Technical information
- Title : The Cart
- Date : 1950
- Technique : Oil on canvas (HST)
- Dimensions : 81 × 65 cm
- Location : Private collection *
Biographical / historical context
A large composition related to the Provençal agricultural cycle, The Cart belongs to Breuillaud’s 1950 works in which rural scenes are transformed into geometric choreographies.
The painting stages a small narrative—two seated women and a man seen from behind leading the donkey—relatively rare within the PR2 corpus, otherwise dominated by landscapes and isolated figures. The work marks a milestone: the artist orchestrates a moving group and seeks a balance between narrative and formal construction.
Formal / stylistic description
The composition is strongly segmented into coloured planes (red, green, violet, yellow), with a solar atmosphere filtered through red and ochre dominants. The animal mass and the cart’s boards structure the centre, while broad diagonals organise the movement.
Space is deliberately compressed: foreground and background draw closer, increasing the scene’s density. A large chromatic arc (sky and the mountainous background) envelops the figures in a circular motion. The seated woman at right, in black, takes on a particular monumentality within the 1950 corpus.

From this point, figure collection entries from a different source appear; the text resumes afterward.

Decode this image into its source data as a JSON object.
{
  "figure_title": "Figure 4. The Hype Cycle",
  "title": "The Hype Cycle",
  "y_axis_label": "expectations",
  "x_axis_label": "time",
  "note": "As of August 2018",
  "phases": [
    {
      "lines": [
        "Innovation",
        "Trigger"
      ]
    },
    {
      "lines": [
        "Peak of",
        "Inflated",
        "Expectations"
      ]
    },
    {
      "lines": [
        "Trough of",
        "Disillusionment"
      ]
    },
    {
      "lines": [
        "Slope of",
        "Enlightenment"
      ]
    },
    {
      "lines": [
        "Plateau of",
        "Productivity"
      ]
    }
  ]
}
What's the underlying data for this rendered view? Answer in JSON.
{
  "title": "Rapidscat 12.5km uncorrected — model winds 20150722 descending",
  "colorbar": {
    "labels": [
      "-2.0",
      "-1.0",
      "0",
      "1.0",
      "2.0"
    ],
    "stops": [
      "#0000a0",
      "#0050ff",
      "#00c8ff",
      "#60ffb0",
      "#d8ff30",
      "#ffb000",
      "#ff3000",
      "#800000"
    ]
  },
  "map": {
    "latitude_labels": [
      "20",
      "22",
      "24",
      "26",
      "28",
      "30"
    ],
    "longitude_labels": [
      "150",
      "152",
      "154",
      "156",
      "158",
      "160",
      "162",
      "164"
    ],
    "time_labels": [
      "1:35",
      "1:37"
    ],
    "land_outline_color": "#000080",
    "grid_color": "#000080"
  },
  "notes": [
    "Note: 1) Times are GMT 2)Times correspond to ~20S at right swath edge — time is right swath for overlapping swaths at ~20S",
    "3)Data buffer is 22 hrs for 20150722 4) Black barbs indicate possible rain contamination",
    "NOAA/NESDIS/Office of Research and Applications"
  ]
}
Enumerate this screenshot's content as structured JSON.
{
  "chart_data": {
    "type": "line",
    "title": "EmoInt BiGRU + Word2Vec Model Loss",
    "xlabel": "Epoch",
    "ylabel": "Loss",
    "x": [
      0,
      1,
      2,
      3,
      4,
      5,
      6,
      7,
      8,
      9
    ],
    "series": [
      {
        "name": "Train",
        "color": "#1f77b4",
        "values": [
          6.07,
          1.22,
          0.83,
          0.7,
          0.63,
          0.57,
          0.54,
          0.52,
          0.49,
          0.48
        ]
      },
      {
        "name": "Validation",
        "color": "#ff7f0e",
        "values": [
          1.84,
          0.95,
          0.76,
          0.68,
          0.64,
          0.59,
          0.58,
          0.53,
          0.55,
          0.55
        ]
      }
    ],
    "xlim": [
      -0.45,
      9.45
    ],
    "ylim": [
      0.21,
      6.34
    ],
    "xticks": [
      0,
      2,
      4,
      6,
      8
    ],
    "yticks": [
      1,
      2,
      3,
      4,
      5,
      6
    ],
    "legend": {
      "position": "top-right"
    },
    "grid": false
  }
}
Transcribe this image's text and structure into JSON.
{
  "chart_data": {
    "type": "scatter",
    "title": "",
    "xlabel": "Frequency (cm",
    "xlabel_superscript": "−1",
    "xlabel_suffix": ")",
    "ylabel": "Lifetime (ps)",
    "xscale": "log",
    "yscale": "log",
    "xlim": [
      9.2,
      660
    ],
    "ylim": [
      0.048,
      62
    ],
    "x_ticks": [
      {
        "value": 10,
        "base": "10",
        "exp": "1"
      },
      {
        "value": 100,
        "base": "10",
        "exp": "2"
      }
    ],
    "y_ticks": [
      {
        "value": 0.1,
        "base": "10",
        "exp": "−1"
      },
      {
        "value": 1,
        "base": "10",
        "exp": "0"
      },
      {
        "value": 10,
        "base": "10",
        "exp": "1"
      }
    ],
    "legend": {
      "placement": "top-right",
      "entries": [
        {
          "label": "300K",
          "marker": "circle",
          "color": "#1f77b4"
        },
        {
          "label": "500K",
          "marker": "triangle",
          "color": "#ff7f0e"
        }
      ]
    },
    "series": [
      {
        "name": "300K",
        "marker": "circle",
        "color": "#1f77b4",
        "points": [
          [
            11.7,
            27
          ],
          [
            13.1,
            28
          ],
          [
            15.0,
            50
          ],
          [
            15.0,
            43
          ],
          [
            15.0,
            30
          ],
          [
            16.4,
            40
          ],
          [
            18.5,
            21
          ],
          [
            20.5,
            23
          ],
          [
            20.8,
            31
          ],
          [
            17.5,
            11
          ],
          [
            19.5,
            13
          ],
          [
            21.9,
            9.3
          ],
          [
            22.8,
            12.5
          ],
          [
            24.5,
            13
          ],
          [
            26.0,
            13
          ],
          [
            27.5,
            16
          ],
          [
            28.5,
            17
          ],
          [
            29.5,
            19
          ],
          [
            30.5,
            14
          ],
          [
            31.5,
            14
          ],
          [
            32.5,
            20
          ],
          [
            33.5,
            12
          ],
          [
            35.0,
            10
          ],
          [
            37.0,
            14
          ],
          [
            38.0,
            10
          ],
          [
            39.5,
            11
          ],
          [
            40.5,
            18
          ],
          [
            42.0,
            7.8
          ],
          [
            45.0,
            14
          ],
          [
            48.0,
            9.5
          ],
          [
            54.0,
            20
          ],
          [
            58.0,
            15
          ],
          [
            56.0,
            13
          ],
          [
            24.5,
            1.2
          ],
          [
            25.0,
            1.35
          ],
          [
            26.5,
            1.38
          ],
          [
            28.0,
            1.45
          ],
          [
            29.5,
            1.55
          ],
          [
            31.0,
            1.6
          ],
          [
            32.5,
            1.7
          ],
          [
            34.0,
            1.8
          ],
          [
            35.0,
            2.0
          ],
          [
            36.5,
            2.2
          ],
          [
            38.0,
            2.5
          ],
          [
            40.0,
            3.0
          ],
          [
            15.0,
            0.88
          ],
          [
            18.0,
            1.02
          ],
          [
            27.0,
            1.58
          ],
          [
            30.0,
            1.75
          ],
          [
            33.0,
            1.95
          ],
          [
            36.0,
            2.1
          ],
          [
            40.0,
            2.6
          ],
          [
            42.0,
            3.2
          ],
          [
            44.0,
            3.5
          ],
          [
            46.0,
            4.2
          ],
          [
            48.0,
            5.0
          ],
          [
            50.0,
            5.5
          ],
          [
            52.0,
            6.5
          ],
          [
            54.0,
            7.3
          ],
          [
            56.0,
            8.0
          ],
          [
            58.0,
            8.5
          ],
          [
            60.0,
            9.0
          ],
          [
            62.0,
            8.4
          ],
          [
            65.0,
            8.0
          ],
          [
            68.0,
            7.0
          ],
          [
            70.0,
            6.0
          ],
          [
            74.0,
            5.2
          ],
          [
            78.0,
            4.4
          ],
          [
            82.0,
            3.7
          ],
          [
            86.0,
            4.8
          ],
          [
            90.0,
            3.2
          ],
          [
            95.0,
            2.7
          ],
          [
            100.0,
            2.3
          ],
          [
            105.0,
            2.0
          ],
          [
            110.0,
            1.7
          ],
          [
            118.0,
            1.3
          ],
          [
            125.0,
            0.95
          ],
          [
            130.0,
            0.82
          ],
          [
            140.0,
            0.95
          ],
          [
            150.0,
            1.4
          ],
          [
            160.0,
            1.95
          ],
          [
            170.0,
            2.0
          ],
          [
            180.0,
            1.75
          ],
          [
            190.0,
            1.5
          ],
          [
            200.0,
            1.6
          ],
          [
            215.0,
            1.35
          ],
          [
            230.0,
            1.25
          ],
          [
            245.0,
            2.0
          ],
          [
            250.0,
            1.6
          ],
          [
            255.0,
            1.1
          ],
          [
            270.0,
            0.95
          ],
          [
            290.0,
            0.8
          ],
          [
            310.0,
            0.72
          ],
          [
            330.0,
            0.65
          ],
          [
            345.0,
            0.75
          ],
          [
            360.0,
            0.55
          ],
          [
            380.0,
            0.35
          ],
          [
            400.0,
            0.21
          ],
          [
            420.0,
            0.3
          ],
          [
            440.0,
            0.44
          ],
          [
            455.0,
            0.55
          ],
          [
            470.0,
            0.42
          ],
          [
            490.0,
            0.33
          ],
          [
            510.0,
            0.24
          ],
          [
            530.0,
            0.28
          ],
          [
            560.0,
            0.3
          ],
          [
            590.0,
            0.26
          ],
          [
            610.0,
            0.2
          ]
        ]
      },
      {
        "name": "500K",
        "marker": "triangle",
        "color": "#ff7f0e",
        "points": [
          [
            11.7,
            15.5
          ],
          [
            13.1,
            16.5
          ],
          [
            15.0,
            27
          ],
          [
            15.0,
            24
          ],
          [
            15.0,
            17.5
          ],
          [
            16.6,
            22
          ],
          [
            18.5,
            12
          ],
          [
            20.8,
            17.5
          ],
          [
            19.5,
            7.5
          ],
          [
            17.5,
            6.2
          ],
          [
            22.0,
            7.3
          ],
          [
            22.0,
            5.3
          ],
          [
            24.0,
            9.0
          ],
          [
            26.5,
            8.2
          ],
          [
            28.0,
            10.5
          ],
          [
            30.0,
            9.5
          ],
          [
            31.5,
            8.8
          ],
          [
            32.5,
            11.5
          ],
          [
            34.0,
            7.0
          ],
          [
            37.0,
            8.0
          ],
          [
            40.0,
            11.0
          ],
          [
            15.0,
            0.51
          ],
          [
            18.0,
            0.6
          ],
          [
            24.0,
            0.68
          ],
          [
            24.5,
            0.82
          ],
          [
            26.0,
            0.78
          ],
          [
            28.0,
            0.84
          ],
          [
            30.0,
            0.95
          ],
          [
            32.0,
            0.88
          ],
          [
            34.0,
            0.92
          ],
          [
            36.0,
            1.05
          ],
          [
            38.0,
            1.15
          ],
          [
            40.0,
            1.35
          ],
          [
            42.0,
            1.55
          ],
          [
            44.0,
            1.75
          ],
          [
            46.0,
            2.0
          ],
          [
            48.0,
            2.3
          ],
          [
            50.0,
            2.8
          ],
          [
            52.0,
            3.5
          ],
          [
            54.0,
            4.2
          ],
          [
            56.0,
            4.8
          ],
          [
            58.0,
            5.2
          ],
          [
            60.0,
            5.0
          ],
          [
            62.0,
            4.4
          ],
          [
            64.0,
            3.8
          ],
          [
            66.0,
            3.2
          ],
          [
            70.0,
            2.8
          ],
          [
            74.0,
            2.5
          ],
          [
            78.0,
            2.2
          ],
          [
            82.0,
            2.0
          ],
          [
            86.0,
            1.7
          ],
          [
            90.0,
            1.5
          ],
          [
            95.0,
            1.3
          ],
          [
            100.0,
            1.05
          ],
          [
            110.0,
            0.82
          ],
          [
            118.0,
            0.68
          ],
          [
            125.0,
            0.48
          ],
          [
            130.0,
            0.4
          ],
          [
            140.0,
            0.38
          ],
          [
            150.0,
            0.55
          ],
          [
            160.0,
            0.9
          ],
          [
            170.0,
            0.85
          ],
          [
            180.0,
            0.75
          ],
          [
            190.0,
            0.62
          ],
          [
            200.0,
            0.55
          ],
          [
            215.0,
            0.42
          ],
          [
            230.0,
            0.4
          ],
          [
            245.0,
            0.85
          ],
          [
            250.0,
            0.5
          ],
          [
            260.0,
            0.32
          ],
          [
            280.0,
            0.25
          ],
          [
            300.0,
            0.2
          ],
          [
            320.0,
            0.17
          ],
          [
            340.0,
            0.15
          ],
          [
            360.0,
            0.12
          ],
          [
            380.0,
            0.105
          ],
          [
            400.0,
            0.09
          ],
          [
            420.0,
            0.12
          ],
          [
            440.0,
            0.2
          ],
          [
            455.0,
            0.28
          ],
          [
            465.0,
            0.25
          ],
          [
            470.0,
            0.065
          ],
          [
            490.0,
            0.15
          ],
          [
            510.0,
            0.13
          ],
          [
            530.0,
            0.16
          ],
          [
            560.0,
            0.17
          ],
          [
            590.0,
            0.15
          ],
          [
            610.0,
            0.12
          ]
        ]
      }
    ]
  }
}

Comparative analysis / related works
The work is closely linked to PR2-1950-006/007 through the segmented treatment of figures, and to PR2-1950-012/013 (Olive Harvests) through its rural theme and group dynamics.
Indirectly, its composite monumentality evokes certain formal ambitions of the Christ on the Cross (PR1, 1950). Within PR2, The Cart acts as a pivot: a human group structured like a cubist landscape.
Justification of dating and attribution
The degree of segmentation and the mastery of group dynamics suggest a work made after the women with headscarf (PR2-1950-006/007) and contemporaneous with the Olive Harvests (mid to late 1950).
The mention of a title and date on the back (as reported in the documentation) supports this proposal. The formal characteristics align with Breuillaud’s 1950 research and confirm attribution.
Provenance / exhibitions / publications
Public sale Blanchet (Paris), 11 October 2010. Private collection.